Everyday Nostalgia

It’s true what they say, the years go by so quickly. My babies don’t have their summer tan anymore and the all the flowers have faded, even though it feels like just a few days ago everything was green. I want to view all of my life, but especially the present with nostalgia. I want to see my life through a rose-colored lens. Just looking at a black-and-white image seems to do it for me every time. I need the reminders: “It’s sweet” and “It doesn’t last.” Though each part does seem to get sweeter, even though many things in life are hard, I want to savor each moment. I want to FULLY live and love where we are right now. I think this means looking for joy and beautiful things, like chubby cheeks, morning light, and “I wuv oo mama!” I often pass by beautiful things because they are simple and ordinary, but they are the things that I should hold close to my heart…Like my Sammy’s baby hand holding a flower to give to me.

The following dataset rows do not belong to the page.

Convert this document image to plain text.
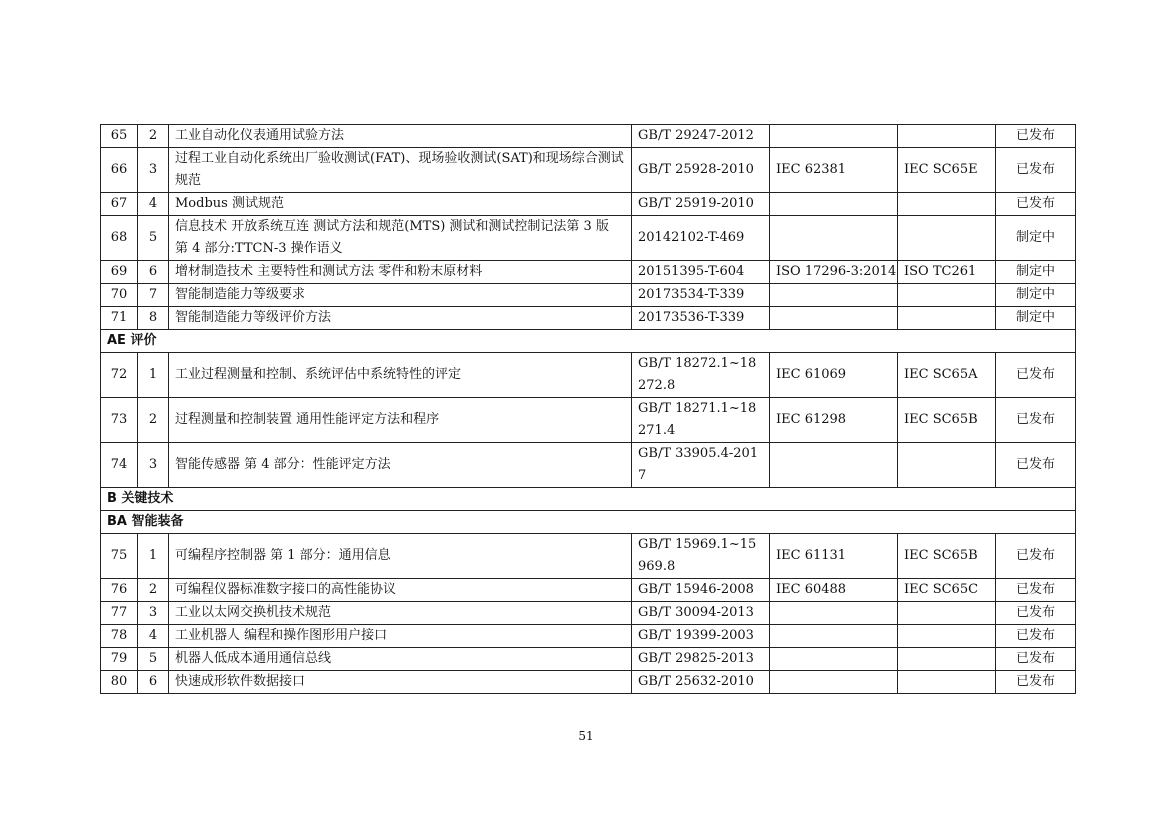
65	2	工业自动化仪表通用试验方法	GB/T 29247-2012			已发布
66	3	过程工业自动化系统出厂验收测试(FAT)、现场验收测试(SAT)和现场综合测试规范	GB/T 25928-2010	IEC 62381	IEC SC65E	已发布
67	4	Modbus 测试规范	GB/T 25919-2010			已发布
68	5	信息技术 开放系统互连 测试方法和规范(MTS) 测试和测试控制记法第 3 版 第 4 部分:TTCN-3 操作语义	20142102-T-469			制定中
69	6	增材制造技术 主要特性和测试方法 零件和粉末原材料	20151395-T-604	ISO 17296-3:2014	ISO TC261	制定中
70	7	智能制造能力等级要求	20173534-T-339			制定中
71	8	智能制造能力等级评价方法	20173536-T-339			制定中
AE 评价						
72	1	工业过程测量和控制、系统评估中系统特性的评定	GB/T 18272.1~18272.8	IEC 61069	IEC SC65A	已发布
73	2	过程测量和控制装置 通用性能评定方法和程序	GB/T 18271.1~18271.4	IEC 61298	IEC SC65B	已发布
74	3	智能传感器 第 4 部分：性能评定方法	GB/T 33905.4-2017			已发布
B 关键技术						
BA 智能装备						
75	1	可编程序控制器 第 1 部分：通用信息	GB/T 15969.1~15969.8	IEC 61131	IEC SC65B	已发布
76	2	可编程仪器标准数字接口的高性能协议	GB/T 15946-2008	IEC 60488	IEC SC65C	已发布
77	3	工业以太网交换机技术规范	GB/T 30094-2013			已发布
78	4	工业机器人 编程和操作图形用户接口	GB/T 19399-2003			已发布
79	5	机器人低成本通用通信总线	GB/T 29825-2013			已发布
80	6	快速成形软件数据接口	GB/T 25632-2010			已发布
51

These are such good gifts from the Father. If He made it and gave it, it’s a treasure to me.  For all of these things, I can thank Him, and I’m so doing my joy is multiplied. He helps me stay present and find goodness in every crevice because He has given me each day. But He also helps me look forward, and not get stuck on the hard things, for only His good gifts will stay. Every hard and broken thing will fade away. So with all the hard are sweet little joys, like the sound of lots of little feet running down the hall. Like cuddles and curls. Like sweet rosy-cheeked girls coming in from play. God, help me find nostalgia for my everyday.